Mills expounded that for millennials, it’s not about whether or not to share a post about their Plastic Surgery, it’s which social platform to feature it on.
“They’re just much more open about it on social media,” Mills remarked. “They’ve grown up with it.”
Social media can also play a major role in urging or inspiring a person to surgically enhance their body.
With nearly 78 million followers on Instagram, Kylie Jenner, famous member of the Kardashian family, is one of social media’s reigning queens.
The 19-year-old launched a media frenzy in 2015, when she admitted to having lip injections to create her now highly sought-after lips.
There may be no proven scientific connection between Kylie’s lips and millennial Plastic Surgery, but according to the ASAPS, lip fillers, formally known as hyaluronic acids or collagen, saw a 27% increase in 2015 with more than two million procedures performed.
These filler enhancements ranked as the third most popular non-surgical procedure for millennials in 2015, following hair laser removal and Botox, according to ASAPS research.
Many millennials have their front-facing cameras ready for their not-so-secret beauty enhancements when going in to see a Plastic Surgeon, even for a basic consultation.
“Being tight-lipped about having had a Plastic Surgery procedure is a thing of the past, not only with Generation Y. We see patients in my waiting room exchanging their selfie before and afters and they are many times patients in their 40s 50s and even beyond.
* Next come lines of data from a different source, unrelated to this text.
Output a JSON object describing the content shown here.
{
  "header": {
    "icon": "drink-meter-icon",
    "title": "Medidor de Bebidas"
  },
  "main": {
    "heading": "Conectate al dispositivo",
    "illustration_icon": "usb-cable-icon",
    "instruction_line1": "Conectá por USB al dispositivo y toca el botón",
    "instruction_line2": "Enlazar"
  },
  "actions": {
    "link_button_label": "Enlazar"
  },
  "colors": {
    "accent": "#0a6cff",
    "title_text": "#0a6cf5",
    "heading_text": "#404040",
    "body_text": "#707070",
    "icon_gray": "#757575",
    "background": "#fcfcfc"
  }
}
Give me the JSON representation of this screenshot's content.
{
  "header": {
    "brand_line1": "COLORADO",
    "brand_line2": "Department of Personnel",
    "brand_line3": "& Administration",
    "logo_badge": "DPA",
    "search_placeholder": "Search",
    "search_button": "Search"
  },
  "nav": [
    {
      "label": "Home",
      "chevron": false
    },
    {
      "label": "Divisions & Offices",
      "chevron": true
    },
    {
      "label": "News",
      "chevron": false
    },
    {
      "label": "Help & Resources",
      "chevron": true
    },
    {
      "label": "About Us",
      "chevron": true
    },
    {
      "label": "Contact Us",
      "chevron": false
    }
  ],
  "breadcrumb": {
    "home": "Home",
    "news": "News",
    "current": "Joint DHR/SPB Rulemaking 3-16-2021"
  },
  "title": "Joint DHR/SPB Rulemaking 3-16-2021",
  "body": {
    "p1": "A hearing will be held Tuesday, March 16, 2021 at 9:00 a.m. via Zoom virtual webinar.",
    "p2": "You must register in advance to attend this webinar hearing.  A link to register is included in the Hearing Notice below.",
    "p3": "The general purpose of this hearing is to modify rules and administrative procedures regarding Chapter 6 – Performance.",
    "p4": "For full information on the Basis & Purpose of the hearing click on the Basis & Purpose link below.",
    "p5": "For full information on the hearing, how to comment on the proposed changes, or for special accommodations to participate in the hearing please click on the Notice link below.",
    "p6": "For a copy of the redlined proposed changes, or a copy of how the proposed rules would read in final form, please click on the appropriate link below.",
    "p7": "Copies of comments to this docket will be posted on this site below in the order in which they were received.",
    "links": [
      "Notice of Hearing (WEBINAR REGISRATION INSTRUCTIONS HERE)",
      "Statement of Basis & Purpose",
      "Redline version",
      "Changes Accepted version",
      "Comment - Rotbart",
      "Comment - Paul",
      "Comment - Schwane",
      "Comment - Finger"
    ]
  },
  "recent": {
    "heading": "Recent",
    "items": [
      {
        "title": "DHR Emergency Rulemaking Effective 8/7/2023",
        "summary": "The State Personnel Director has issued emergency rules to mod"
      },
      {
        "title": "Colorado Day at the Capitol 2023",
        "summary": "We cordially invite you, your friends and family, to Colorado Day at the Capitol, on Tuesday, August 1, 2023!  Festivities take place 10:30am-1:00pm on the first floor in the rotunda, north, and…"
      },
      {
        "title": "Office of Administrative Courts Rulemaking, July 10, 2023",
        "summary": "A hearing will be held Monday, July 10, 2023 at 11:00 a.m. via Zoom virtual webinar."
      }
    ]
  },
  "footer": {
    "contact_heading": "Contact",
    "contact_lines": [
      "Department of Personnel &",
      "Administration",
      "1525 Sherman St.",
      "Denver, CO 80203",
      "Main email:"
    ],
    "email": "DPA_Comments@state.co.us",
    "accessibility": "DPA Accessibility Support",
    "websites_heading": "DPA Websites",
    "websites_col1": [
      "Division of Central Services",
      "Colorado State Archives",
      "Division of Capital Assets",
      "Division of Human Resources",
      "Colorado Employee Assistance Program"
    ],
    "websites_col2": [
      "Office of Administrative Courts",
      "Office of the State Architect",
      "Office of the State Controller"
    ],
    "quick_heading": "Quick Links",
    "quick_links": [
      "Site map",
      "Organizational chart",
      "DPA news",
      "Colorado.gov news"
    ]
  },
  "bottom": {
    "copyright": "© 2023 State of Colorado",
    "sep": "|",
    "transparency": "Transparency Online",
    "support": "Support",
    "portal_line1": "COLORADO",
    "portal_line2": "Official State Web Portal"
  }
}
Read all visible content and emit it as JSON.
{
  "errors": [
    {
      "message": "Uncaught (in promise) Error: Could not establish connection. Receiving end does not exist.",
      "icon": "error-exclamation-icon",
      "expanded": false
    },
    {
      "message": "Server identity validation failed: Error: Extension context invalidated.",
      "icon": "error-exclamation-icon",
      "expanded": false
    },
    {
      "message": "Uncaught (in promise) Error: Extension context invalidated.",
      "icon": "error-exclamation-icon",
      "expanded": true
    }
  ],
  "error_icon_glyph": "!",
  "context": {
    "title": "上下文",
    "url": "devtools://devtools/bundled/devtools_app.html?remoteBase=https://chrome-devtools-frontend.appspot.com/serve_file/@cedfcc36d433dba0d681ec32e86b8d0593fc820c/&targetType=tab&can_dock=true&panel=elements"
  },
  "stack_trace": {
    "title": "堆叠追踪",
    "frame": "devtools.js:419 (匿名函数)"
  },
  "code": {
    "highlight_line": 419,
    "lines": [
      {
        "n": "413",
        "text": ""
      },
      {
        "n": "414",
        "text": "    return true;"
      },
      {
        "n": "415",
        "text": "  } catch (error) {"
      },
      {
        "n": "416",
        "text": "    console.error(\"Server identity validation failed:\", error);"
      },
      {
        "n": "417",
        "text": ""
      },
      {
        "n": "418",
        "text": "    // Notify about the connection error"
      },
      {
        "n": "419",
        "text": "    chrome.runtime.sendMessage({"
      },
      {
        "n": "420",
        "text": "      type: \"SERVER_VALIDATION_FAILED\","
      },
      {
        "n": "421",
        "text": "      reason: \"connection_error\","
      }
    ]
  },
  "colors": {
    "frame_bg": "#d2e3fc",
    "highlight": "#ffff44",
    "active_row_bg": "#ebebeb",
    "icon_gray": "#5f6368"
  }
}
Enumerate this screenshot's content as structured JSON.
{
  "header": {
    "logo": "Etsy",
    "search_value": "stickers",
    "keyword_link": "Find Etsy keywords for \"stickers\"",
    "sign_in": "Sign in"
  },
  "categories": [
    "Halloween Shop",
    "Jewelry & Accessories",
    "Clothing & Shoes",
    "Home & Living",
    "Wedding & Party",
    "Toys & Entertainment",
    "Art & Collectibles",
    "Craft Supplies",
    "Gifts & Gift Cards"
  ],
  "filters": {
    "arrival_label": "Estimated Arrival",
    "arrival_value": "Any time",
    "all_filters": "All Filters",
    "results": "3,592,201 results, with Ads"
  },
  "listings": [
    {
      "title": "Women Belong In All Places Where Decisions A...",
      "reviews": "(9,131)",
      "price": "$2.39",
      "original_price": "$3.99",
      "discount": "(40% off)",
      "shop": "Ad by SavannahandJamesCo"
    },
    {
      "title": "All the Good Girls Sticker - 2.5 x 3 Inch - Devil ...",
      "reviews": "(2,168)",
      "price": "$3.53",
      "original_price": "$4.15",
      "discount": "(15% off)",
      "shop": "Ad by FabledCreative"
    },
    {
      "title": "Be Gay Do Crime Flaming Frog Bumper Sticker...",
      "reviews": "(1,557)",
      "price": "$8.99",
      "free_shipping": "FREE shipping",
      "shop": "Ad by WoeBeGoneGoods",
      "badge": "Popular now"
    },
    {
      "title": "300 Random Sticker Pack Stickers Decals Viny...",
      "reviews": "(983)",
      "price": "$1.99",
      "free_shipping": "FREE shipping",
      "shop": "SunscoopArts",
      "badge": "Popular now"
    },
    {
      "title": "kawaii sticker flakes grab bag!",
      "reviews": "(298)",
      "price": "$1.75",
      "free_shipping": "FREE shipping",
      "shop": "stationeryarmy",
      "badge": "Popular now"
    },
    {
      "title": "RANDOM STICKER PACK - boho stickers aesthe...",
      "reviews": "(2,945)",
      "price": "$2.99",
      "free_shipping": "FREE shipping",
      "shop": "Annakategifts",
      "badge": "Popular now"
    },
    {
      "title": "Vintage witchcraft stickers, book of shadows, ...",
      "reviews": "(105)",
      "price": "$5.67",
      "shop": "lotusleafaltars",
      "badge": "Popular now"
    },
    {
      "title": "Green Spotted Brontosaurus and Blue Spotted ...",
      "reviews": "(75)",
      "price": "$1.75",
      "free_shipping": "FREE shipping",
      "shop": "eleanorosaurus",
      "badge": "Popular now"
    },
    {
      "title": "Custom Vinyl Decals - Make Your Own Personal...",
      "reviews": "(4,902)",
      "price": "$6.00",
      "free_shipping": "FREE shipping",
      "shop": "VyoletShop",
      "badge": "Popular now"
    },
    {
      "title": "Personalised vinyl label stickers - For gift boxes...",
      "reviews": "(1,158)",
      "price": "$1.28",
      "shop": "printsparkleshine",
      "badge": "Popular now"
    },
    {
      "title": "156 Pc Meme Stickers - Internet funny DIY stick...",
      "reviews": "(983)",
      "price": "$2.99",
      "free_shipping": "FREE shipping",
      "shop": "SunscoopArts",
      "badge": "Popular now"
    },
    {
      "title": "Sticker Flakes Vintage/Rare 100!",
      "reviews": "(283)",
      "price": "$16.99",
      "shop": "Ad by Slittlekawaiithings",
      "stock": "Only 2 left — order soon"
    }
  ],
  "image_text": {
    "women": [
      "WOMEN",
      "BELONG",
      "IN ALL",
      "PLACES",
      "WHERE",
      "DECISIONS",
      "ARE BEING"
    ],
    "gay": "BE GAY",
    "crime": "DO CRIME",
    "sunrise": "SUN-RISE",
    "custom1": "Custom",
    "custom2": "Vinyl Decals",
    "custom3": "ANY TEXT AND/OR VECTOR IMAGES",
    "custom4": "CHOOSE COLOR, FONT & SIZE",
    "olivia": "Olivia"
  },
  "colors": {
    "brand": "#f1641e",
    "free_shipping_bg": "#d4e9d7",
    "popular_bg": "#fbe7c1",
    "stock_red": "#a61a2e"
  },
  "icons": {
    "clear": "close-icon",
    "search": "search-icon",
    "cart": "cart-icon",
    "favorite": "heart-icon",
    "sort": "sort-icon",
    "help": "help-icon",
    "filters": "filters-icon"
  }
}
They see the young crowd feeling quite comfortable sharing their everything including cosmetic procedure experiences with each other on social media and so they think, Why not? I have a group of ladies who friended each other on Facebook in my waiting room and now, they even like to book appointments together and follow each other’s progress.”
— Dr. Slupchynskyj
Millennials may love to highlight their Plastic Surgery, but those social media posts come at a cost.
The average cost of a hyaluronic acid treatment in the U.S. is $591.00, according to the ASAPS. Lip fillers are temporary, meaning it’s a recurring.
ASAPS research reveals Breast Augmentation was the most popular surgical cosmetic procedure for millennials in 2015. The surgery will set a patient back an average of about $4,000.00 for silicone gel implants and $3,500.00 for saline implants.